FONDEMENT JURIDIQUE :
Aux termes de son arrêt, la Cour de Cassation considère que la Cour d’appel a légalement justifié sa décision. Elle indique "qu’il en résulte que les signataires d’un accord conclu selon les conditions mentionnées aux articles L. 2313-2 et L. 2313-3 déterminent librement les critères permettant la fixation du nombre et du périmètre des établissements distincts au sein de l’entreprise, à la condition toutefois, eu égard au principe de participation consacré par l’alinéa 8 du Préambule de la Constitution du 27 octobre 1946, qu’ils soient de nature à permettre la représentation de l’ensemble des salariés".
Ayant d’abord exactement énoncé que les critères retenus pour déterminer le nombre et le périmètre des établissements relèvent de la seule liberté des partenaires sociaux, la cour d’appel n’encourt pas le grief invoqué par la première branche.
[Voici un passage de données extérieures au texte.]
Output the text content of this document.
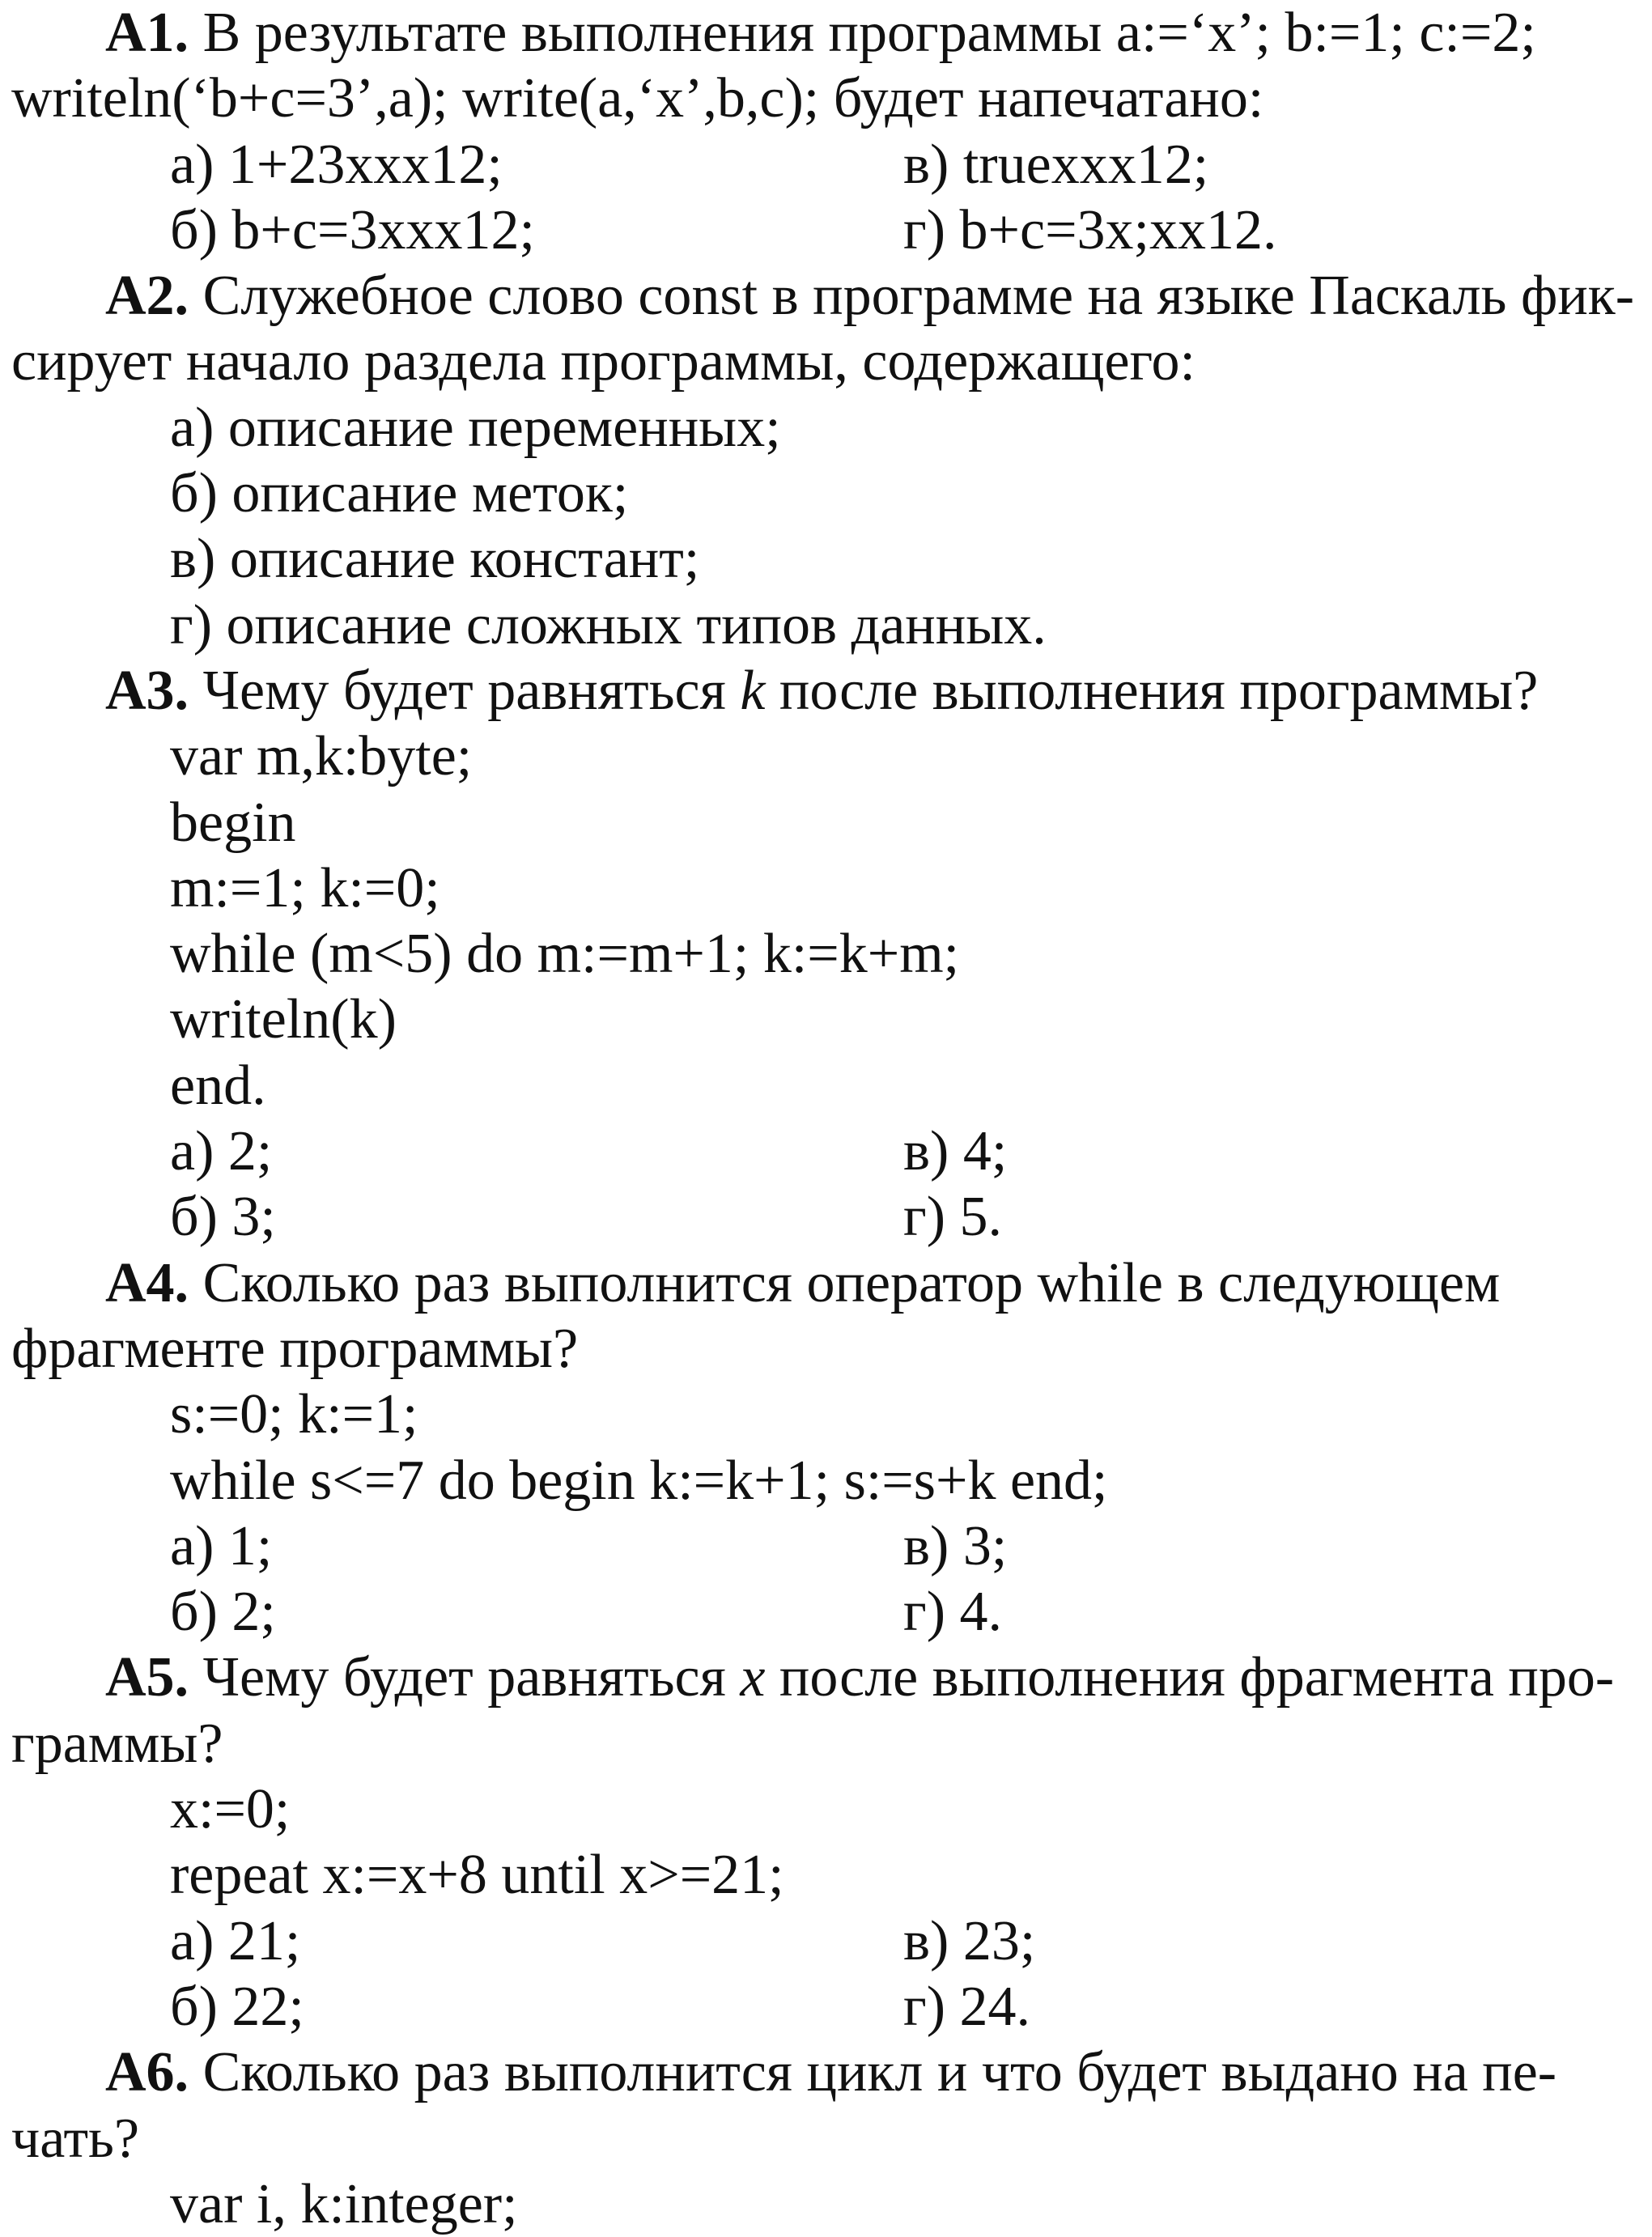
А1. В результате выполнения программы a:=‘x’; b:=1; c:=2;

writeln(‘b+c=3’,a); write(a,‘x’,b,c); будет напечатано:

а) 1+23xxx12;	в) truexxx12;
б) b+c=3xxx12;	г) b+c=3x;xx12.

А2. Служебное слово const в программе на языке Паскаль фик-

сирует начало раздела программы, содержащего:

а) описание переменных;
б) описание меток;
в) описание констант;
г) описание сложных типов данных.

А3. Чему будет равняться k после выполнения программы?

var m,k:byte;
begin
m:=1; k:=0;
while (m<5) do m:=m+1; k:=k+m;
writeln(k)
end.
а) 2;	в) 4;
б) 3;	г) 5.

А4. Сколько раз выполнится оператор while в следующем

фрагменте программы?

s:=0; k:=1;
while s<=7 do begin k:=k+1; s:=s+k end;
а) 1;	в) 3;
б) 2;	г) 4.

А5. Чему будет равняться x после выполнения фрагмента про-

граммы?

x:=0;
repeat x:=x+8 until x>=21;
а) 21;	в) 23;
б) 22;	г) 24.

А6. Сколько раз выполнится цикл и что будет выдано на пе-

чать?

var i, k:integer;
Ayant ensuite constaté que la représentation des pilotes au sein du CSE « Exploitation aérienne » est assurée, d’une part, par l’élection de délégués dans un collège propre constitué de 20 sièges sur les sièges de titulaires soit une représentativité de 34 % alors même qu’ils ne constituent que 22 % des effectifs de l’exploitation aérienne et, d’autre part, par l’existence dans ce comité d’une commission « santé, sécurité et conditions de travail » pour chaque catégorie de personnel, dont les pilotes, et rappelé que chaque représentant du personnel au sein du CSE dispose de la faculté d’exercer un droit d’alerte, la Cour d’appel, abstraction faites des motifs erronés mais surabondants critiqués par la septième branche, a légalement justifié sa décision. »
En cas d’accord d’entreprise, si la règle reste bien la « liberté des partenaires sociaux » pour déterminer le nombre et le périmètre des établissements distincts, l’arrêt de la Cour de Cassation érige une limite jurisprudentielle qui vient combler un vide juridique.
Pour combler ce vide législatif, la Cour de Cassation se réfère aux principes constitutionnels et notamment au principe de participation consacré par l’alinéa 8 du Préambule de la Constitution du 27 octobre 1946.
Désormais l’accord d’entreprise est valable « à la condition », qu’au regard « du principe de participation » le nombre et le périmètre des établissements fixés « soient de nature à permettre la représentation de l’ensemble des salariés. »
La Cour souligne qu’en l’espèce la représentation des pilotes est bien assurée au sein du CSE « exploitation aérienne », de délégués issus d’un collège propre, d’une commission « santé, sécurité, et conditions de travail » qui inclut leur catégorie de personnel, et rappelle que chaque représentant au sein du CSE dispose d’un droit d’alerte. Elle rejette donc le pourvoi dès lors que la représentation de l’ensemble des salariés et notamment les pilotes est prévue.
DROITS EN ACTIONS…
Pour que cette limite jurisprudentielle, tirée d’un principe constitutionnel, ne reste pas lettre morte dans l’avenir, elle devra être reprise tant par les décisions des juridictions du fond que par les prochains arrêts de la Cour de Cassation statuant sur le sujet.
Seul un courant jurisprudentiel non contredit dans le temps peut valablement modifier le droit et non une décision isolée.
A suivre donc...
Auteur, Pôle Service Juridique, Secteur Juridique National UNSA.